We had tons of Pop Up equipment just sitting in storage and we knew families were bored and needed ways to exercise and be stimulated at home. This developed into what is now our hugely popular equipment Lending Library! We took on a full-time member of staff – one of our previous Pop Up staff – to run it and she did a fantastic job with limited resources and very basic spreadsheets, telephone calls, and a lot of driving around the city. The library grew from 16 deliveries per month to our current record of 100 deliveries in a month. We launched a bespoke lending library website in October and it now has 150 items, 300 members (and growing fast), 8 delivery volunteers and we have delivered 500 items to our families for FREE for them to enjoy at home! We started collaborating much more closely with Bristol Council Disabled Children’s Team and other disability groups including Access Sport and Nova Sport to make sure we were reaching those in digital poverty or those who needed our services most desperately.

“It’s been a wonderful way to keep the kids amused – especially when our opportunities in the outside world are so limited. Kids have played TOGETHER with equipment (never happens!) Great to try out toys to see what our kids respond well to, might get them some bits for xmas having tried things out. Having access to this service makes everyone in our family smile, and it helps us feel “seen” and cared for, especially given we get limited support elsewhere.
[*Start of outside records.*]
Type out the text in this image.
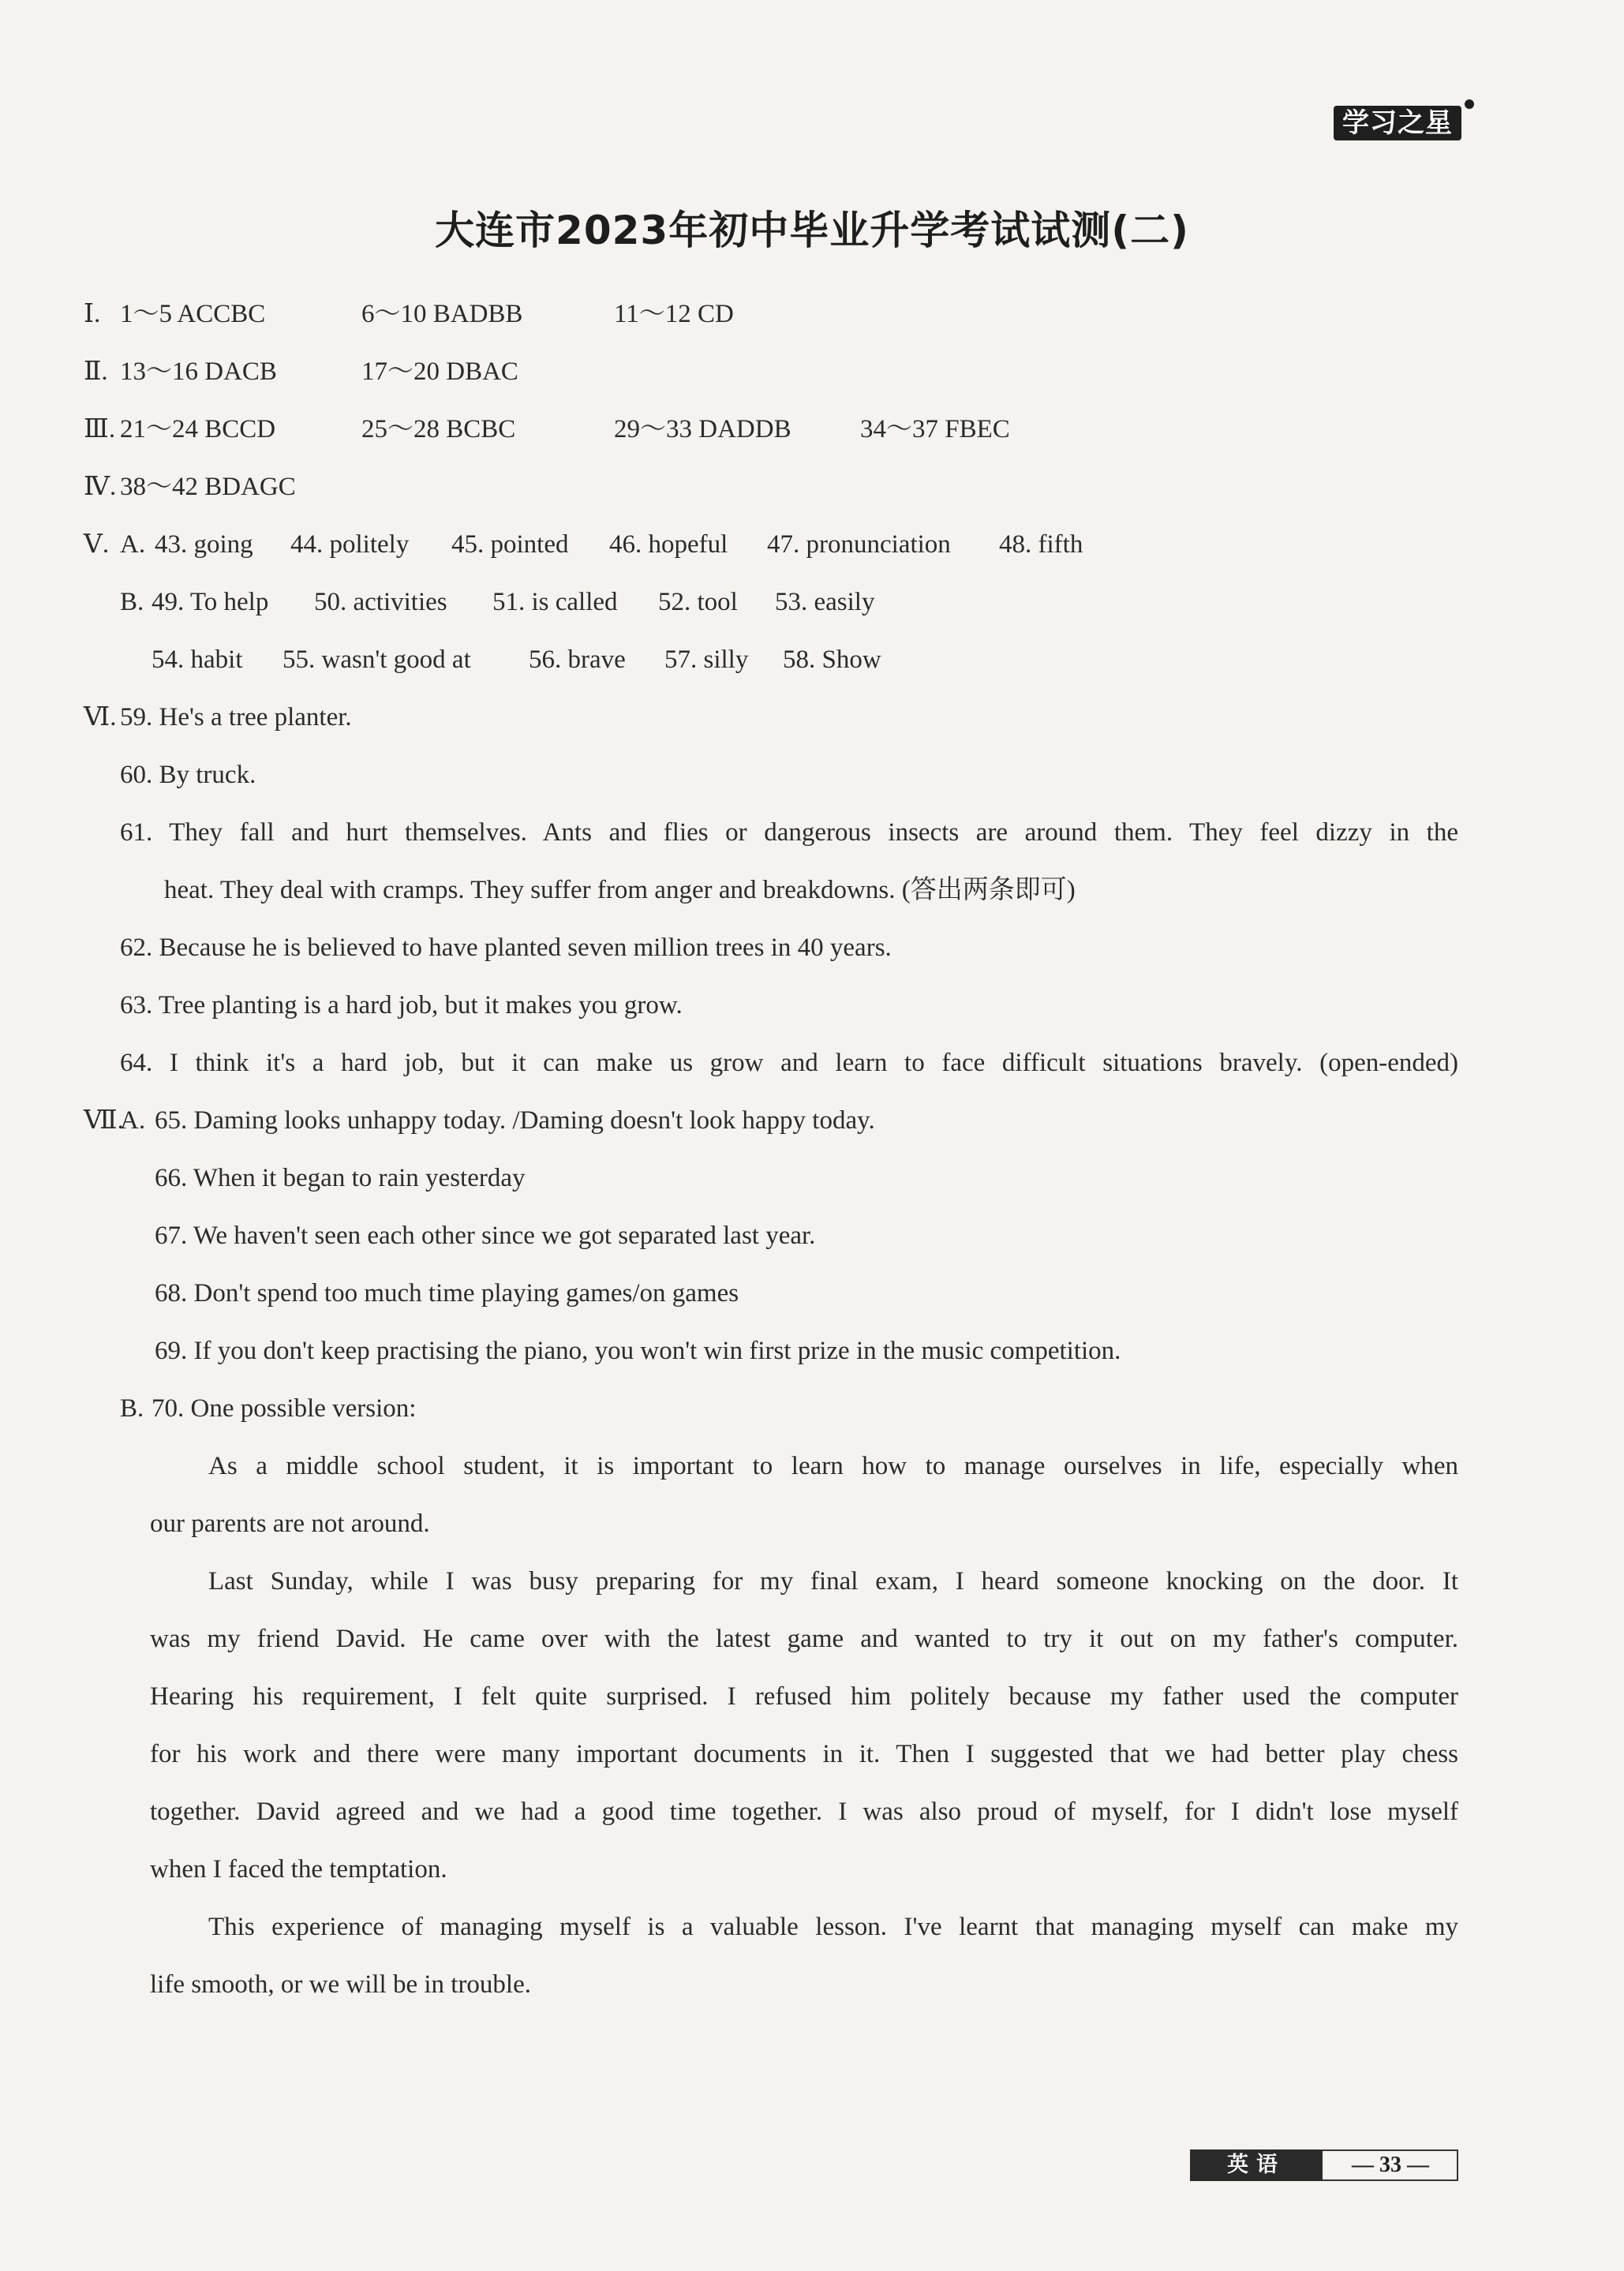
学习之星
大连市2023年初中毕业升学考试试测(二)
Ⅰ. 1～5 ACCBC	6～10 BADBB	11～12 CD
Ⅱ. 13～16 DACB	17～20 DBAC
Ⅲ. 21～24 BCCD	25～28 BCBC	29～33 DADDB	34～37 FBEC
Ⅳ. 38～42 BDAGC
Ⅴ. A. 43. going 44. politely 45. pointed 46. hopeful 47. pronunciation 48. fifth
B. 49. To help 50. activities 51. is called 52. tool 53. easily
54. habit 55. wasn't good at 56. brave 57. silly 58. Show
Ⅵ. 59. He's a tree planter.
60. By truck.
61. They fall and hurt themselves. Ants and flies or dangerous insects are around them. They feel dizzy in the
heat. They deal with cramps. They suffer from anger and breakdowns. (答出两条即可)
62. Because he is believed to have planted seven million trees in 40 years.
63. Tree planting is a hard job, but it makes you grow.
64. I think it's a hard job, but it can make us grow and learn to face difficult situations bravely. (open-ended)
Ⅶ.
A. 65. Daming looks unhappy today. /Daming doesn't look happy today.
66. When it began to rain yesterday
67. We haven't seen each other since we got separated last year.
68. Don't spend too much time playing games/on games
69. If you don't keep practising the piano, you won't win first prize in the music competition.
B. 70. One possible version:
As a middle school student, it is important to learn how to manage ourselves in life, especially when
our parents are not around.
Last Sunday, while I was busy preparing for my final exam, I heard someone knocking on the door. It
was my friend David. He came over with the latest game and wanted to try it out on my father's computer.
Hearing his requirement, I felt quite surprised. I refused him politely because my father used the computer
for his work and there were many important documents in it. Then I suggested that we had better play chess
together. David agreed and we had a good time together. I was also proud of myself, for I didn't lose myself
when I faced the temptation.
This experience of managing myself is a valuable lesson. I've learnt that managing myself can make my
life smooth, or we will be in trouble.
英语	— 33 —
So grateful to Gympanzees for this – thank you!”

We also spent time improving our closed Facebook Group so families had another safe space to share ideas, information and be social and also launched our Friends of Gympanzees regular donor initiative in October.

 

With our funding streams disappearing overnight, and a new plan coming together for how we could help our families, we needed to secure funding to make it happen as we didn’t have enough in our reserves to cover it. We worked hard from the start of lockdown and focused on grants and have been successful in securing multiple grants to enable our Covid pivot and allow us to continue to deliver these services now for nearly 12 months. To all our funders, a HUGE heartfelt thank you from all of us and our families.

It’s fair to say we’ve learned a lot developing these services throughout lockdown. Looking back, it was hugely challenging and if we could have done it again, we would have taken more time to do more market research and work out exactly where the gaps were and how we could help. But somehow, we have muddled through based on passion, flexibility, understanding our audience, and making timely informed decisions based on the information we had at the time. We also learned the value of closer collaboration which we will embrace in our future work. Our Covid response has been so well received that these new services will continue to complement our core offer of the Pop Ups moving forwards. We have reached far more people than we thought, and feedback has been incredible.

I’ve heard it said that stress isn’t about how busy you are, it’s about how much control you have, and at the start of the pandemic the whole world lost control. We feel incredibly fortunate to have some of that control back and we know we’ve learned lessons that will serve us well into the future.